After a disappointing jobs report was released last Friday, US stocks plummeted on Monday. At the same time, the appreciation of the Japanese yen dealt a blow to carry trade strategies, leading to massive unwinding.

Vineer Bhansali, founder of asset management firm Longtail Alpha, views this as a "healthy adjustment":

"At present, this is a healthy adjustment. Crowded positions and panic led to accelerated selling, momentum trading resulted in everyone holding concentrated positions, and the lack of liquidity exacerbated the situation."

Michael de Pass, Global Head of Rates Trading at Citigroup Securities, pointed out that markets tend to overreact during intense volatility:

"When these intense fluctuations occur, the market always tends to overshoot, and that is exactly what is happening... This is an overshoot driven by the bond market, given the current level of the federal funds rate, the bond market has significant upside potential."

Jitesh Kumar, Cross-Asset Derivatives Strategist at Societe Generale, believes that the exit of quantitative funds also contributed to the sharp decline:

"Quantitative investors adjusting leverage based on volatility had to reduce exposure. The summer is not the most liquid period of the year, and fund flows based on volatility may have exacerbated the selling."

Over the next two days, US stocks fluctuated back and forth.

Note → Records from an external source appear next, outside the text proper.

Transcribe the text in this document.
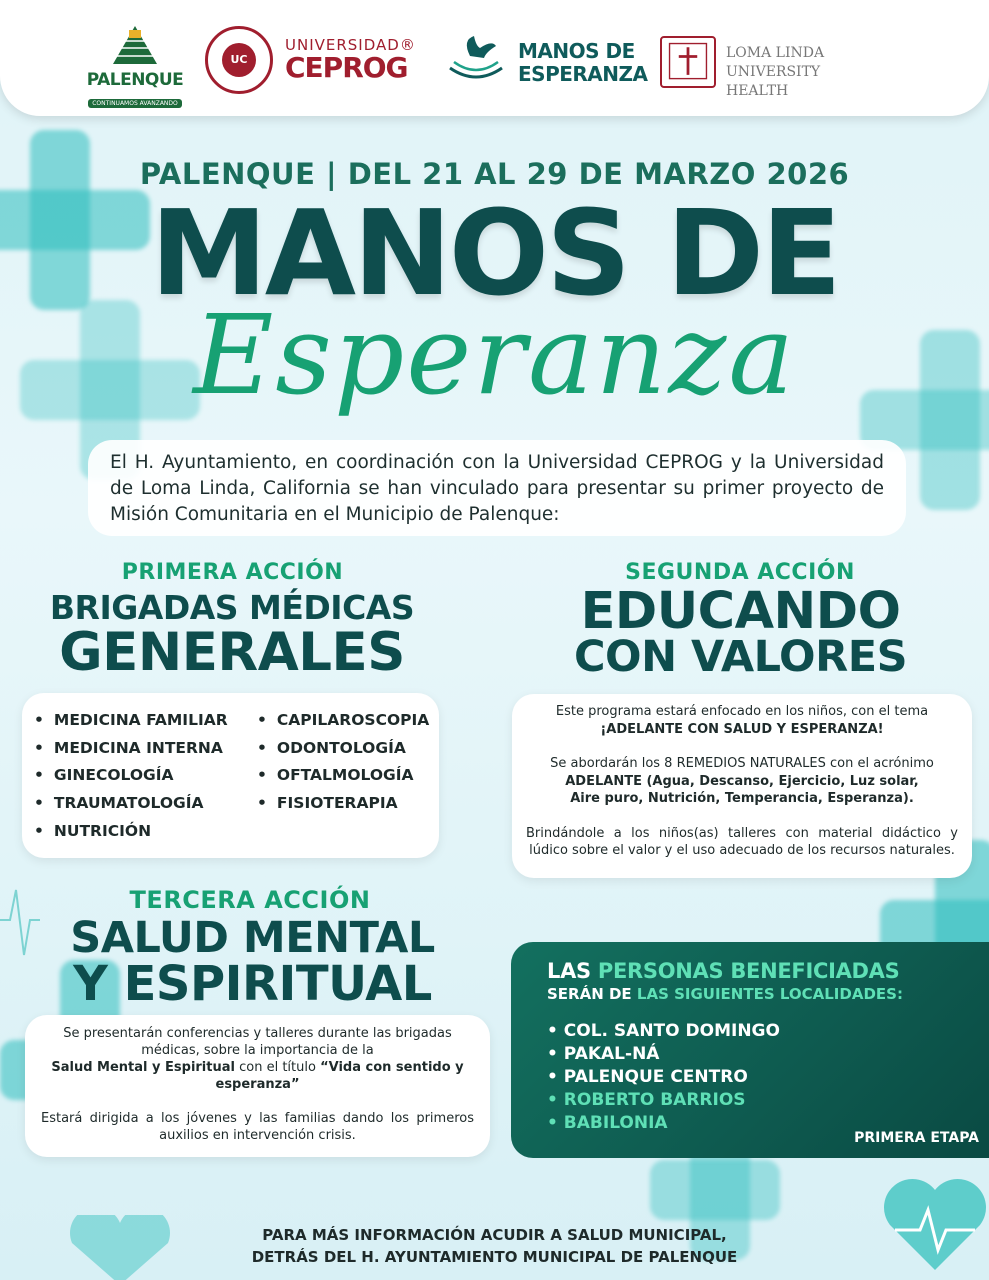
PALENQUE
CONTINUAMOS AVANZANDO
UC
UNIVERSIDAD®
CEPROG	MANOS DE
ESPERANZA
LOMA LINDA UNIVERSITY
HEALTH
PALENQUE | DEL 21 AL 29 DE MARZO 2026
MANOS DE
Esperanza
El H. Ayuntamiento, en coordinación con la Universidad CEPROG y la Universidad de Loma Linda, California se han vinculado para presentar su primer proyecto de Misión Comunitaria en el Municipio de Palenque:
PRIMERA ACCIÓN
BRIGADAS MÉDICAS
GENERALES
• MEDICINA FAMILIAR
• MEDICINA INTERNA
• GINECOLOGÍA
• TRAUMATOLOGÍA
• NUTRICIÓN
• CAPILAROSCOPIA
• ODONTOLOGÍA
• OFTALMOLOGÍA
• FISIOTERAPIA
SEGUNDA ACCIÓN
EDUCANDO
CON VALORES

Este programa estará enfocado en los niños, con el tema
¡ADELANTE CON SALUD Y ESPERANZA!

Se abordarán los 8 REMEDIOS NATURALES con el acrónimo
ADELANTE (Agua, Descanso, Ejercicio, Luz solar,
Aire puro, Nutrición, Temperancia, Esperanza).

Brindándole a los niños(as) talleres con material didáctico y lúdico sobre el valor y el uso adecuado de los recursos naturales.

TERCERA ACCIÓN
SALUD MENTAL
Y ESPIRITUAL

Se presentarán conferencias y talleres durante las brigadas médicas, sobre la importancia de la
Salud Mental y Espiritual con el título “Vida con sentido y esperanza”

Estará dirigida a los jóvenes y las familias dando los primeros auxilios en intervención crisis.

LAS PERSONAS BENEFICIADAS
SERÁN DE LAS SIGUIENTES LOCALIDADES:
• COL. SANTO DOMINGO
• PAKAL-NÁ
• PALENQUE CENTRO
• ROBERTO BARRIOS
• BABILONIA
PRIMERA ETAPA
PARA MÁS INFORMACIÓN ACUDIR A SALUD MUNICIPAL,
DETRÁS DEL H. AYUNTAMIENTO MUNICIPAL DE PALENQUE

On Thursday, as the decline in initial jobless claims exceeded expectations, easing concerns about weakness in the labor market, the stock market began a significant rebound. **A consensus gradually formed in the market: this volatility is mainly driven by excessive trader behavior rather than a significant deterioration in economic fundamentals In terms of corporate profitability, tech giants Alphabet, Amazon, and Tesla have seen their stock prices decline after their performance fell short of expectations. However, the overall situation remains robust. As of Friday, analysts expect the S&P 500 index's profit growth rate to be slightly above 14% in 2024 and 11.8% in 2025.

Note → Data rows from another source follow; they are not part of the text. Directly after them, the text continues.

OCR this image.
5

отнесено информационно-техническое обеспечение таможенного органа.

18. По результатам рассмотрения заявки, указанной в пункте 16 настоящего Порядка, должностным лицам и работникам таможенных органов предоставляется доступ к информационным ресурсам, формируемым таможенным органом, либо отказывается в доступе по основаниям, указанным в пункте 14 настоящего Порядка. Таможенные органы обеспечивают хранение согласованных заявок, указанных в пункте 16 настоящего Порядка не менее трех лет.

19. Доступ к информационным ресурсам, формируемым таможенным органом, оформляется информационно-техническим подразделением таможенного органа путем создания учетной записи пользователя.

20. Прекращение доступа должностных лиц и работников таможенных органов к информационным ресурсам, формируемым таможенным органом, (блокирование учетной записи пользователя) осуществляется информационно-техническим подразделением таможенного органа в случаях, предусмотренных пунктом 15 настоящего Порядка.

Max Kettner, Chief Multi-Asset Strategist at HSBC Holdings, stated:

"The fundamental situation is still a soft landing for the economy, and the stock market should continue to rise in the coming months. Concerns about profits have been exaggerated. We believe this is an overreaction of risk assets."

Next, Is "Roller Coaster" the Norm?

It is worth noting that despite market volatility, U.S. stock fund investors still seem optimistic.

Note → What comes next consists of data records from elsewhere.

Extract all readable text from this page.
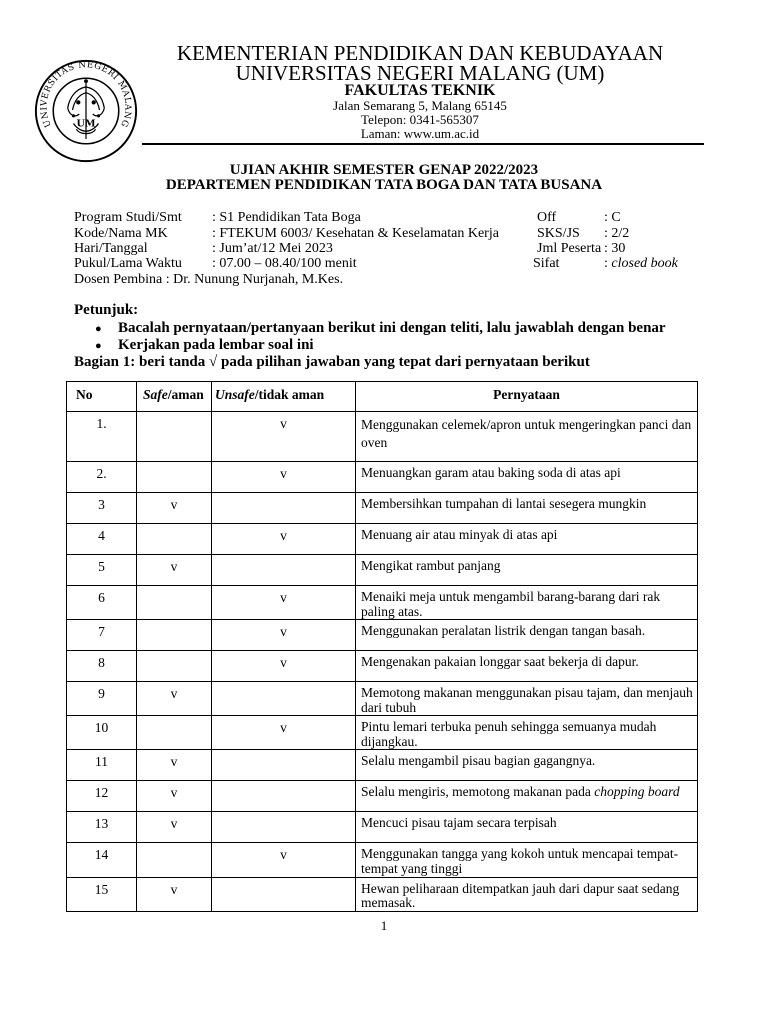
UNIVERSITAS NEGERI MALANG
UM
KEMENTERIAN PENDIDIKAN DAN KEBUDAYAAN
UNIVERSITAS NEGERI MALANG (UM)
FAKULTAS TEKNIK
Jalan Semarang 5, Malang 65145
Telepon: 0341-565307
Laman: www.um.ac.id
UJIAN AKHIR SEMESTER GENAP 2022/2023
DEPARTEMEN PENDIDIKAN TATA BOGA DAN TATA BUSANA
Program Studi/Smt : S1 Pendidikan Tata Boga
Kode/Nama MK	: FTEKUM 6003/ Kesehatan & Keselamatan Kerja
Hari/Tanggal	: Jum’at/12 Mei 2023
Pukul/Lama Waktu : 07.00 – 08.40/100 menit
Dosen Pembina : Dr. Nunung Nurjanah, M.Kes.
Off	: C
SKS/JS : 2/2
Jml Peserta : 30
Sifat	: closed book
Petunjuk:
● Bacalah pernyataan/pertanyaan berikut ini dengan teliti, lalu jawablah dengan benar
● Kerjakan pada lembar soal ini
Bagian 1: beri tanda √ pada pilihan jawaban yang tepat dari pernyataan berikut
No	Safe/aman	Unsafe/tidak aman	Pernyataan
1.		v	Menggunakan celemek/apron untuk mengeringkan panci dan oven
2.		v	Menuangkan garam atau baking soda di atas api
3	v		Membersihkan tumpahan di lantai sesegera mungkin
4		v	Menuang air atau minyak di atas api
5	v		Mengikat rambut panjang
6		v	Menaiki meja untuk mengambil barang-barang dari rak paling atas.
7		v	Menggunakan peralatan listrik dengan tangan basah.
8		v	Mengenakan pakaian longgar saat bekerja di dapur.
9	v		Memotong makanan menggunakan pisau tajam, dan menjauh dari tubuh
10		v	Pintu lemari terbuka penuh sehingga semuanya mudah dijangkau.
11	v		Selalu mengambil pisau bagian gagangnya.
12	v		Selalu mengiris, memotong makanan pada chopping board
13	v		Mencuci pisau tajam secara terpisah
14		v	Menggunakan tangga yang kokoh untuk mencapai tempat-tempat yang tinggi
15	v		Hewan peliharaan ditempatkan jauh dari dapur saat sedang memasak.
1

According to a report citing EPFR Global data by Bank of America, investors poured nearly $10 billion into various equity funds, including $3.3 billion into technology funds, in the week ending Wednesday.

Gerry Fowler, Head of European Equities and Global Derivatives Strategies at UBS, stated:

"The initial panic reaction was overdone. The market will gradually regain confidence, but volatility is unlikely to return to extremely low levels, and the market may struggle to confidently reach new highs."